Afterward, I got another chance to see OFF! who were caught playing some of their first shows at this fest last year. Former Black Flag/Circle Jerks frontman Keith Morris is a SXSW staple, and his crowd banter is among the most unintentionally entertaining in the biz. Morris will rail on for minutes about the old days at The Church in Hermosa Beach. He also slips in rants about the busy intersection near his L.A. home and at one point slipped into a commercial for Vans shoes (who also sponsored the event).


Oh yeah, and they played some music. As you’d guess from a band that includes members/former members of Black Flag, Red Kross and Burning Brides, this shit is angry. Fast, furious and pissed the fuck off, OFF! rips through classic L.A. hardcore the only way a bunch of crusty old vets know how to do it.

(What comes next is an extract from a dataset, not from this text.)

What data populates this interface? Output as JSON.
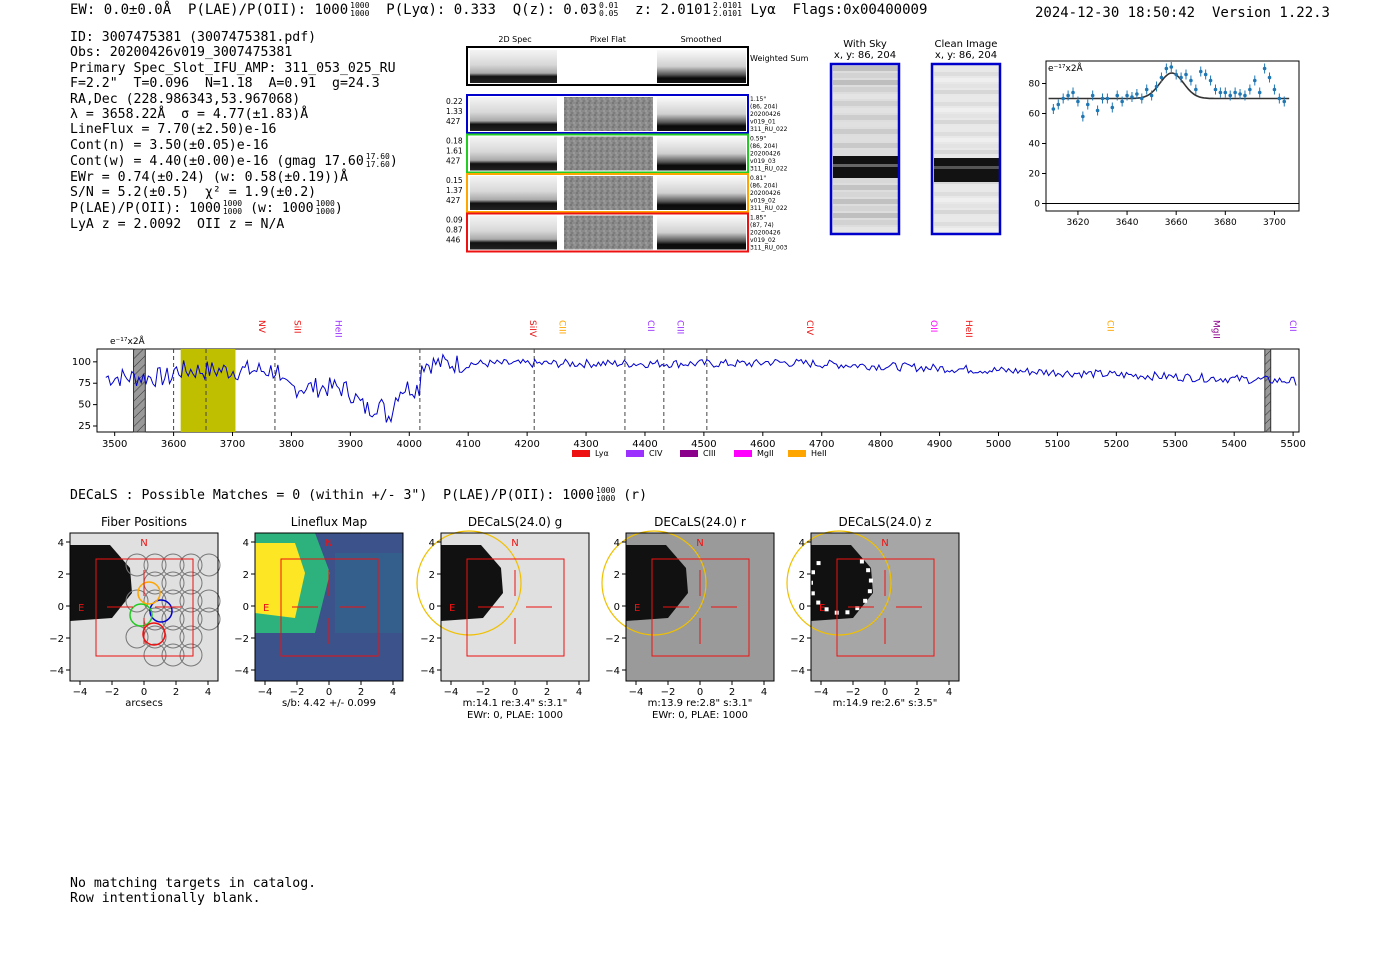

Next came the real treat, the moment everyone endured an extensive, uneventful soundcheck for — the motherfucking Bad Brains. Performances from these senior statesmen of hardcore are rare, so while I was dying to catch ’90s faves Smoking Popes a block down, I’d have been a damn fool to miss this. Once the band finally wandered onstage, the anticipation could have been popped like a balloon, but I can’t really tell if it was or not. Opening with the classic from their 1982 self-titled debut “Attitude,” the band gave us comfort immediately in that they weren’t going to skimp on the old shit. The only time I’d seen the band in a live setting was on a DVD of a CBGB’s gig from the early ’80s, the difference was far from negligible. The now-elderly H.R. isn’t quite the wiggly worm frontman he used to be — he’s a rather stoic and polite figure onstage who stands with his hands folded, patiently waiting for his turn on the mic. His trademark angsty growl is more of a whimpering yodel now, and it was obvious the whole band would have enjoyed playing other jams besides their 30-year-old staples. H.R.’s demeanor brightened considerably during their dub-style reggae jams — complete with over-cranked delay on everything. The audience rewarded them with apeshit-style enthusiasm regardless. But as much as hurts to say, while I’d definitely go see them again, Bad Brains didn’t quite blow my mind as much as I’d hoped.


Around 1 a.m., I finally caught England’s Yuck at Club de Ville. It was their fourth and final show of the evening, and I’d like to say I believe them when they said it was their best. From their vintage Fender Jagmasters to the token female bassist and jangled mess of fuzzed-out guitar melodies, Yuck owes their entire existence to the nearly forgotten essentials of ’90s alt rock. Hindsight is 20/20 as they cherry-pick every element from the era that’s stood the test of time and meld it into a mixtape of almost everything we love from the era: J Mascis’ soaring, frequency bent guitar tones, lackadaisical chord riffs a la Blake Babies, and grungy bass like Sebadoh. Throwback rock of this ilk is all A-OK in my book considering these elements should have never been abandoned to begin with — and I won’t even hold it against them that they were in diapers when this stuff came around the first time.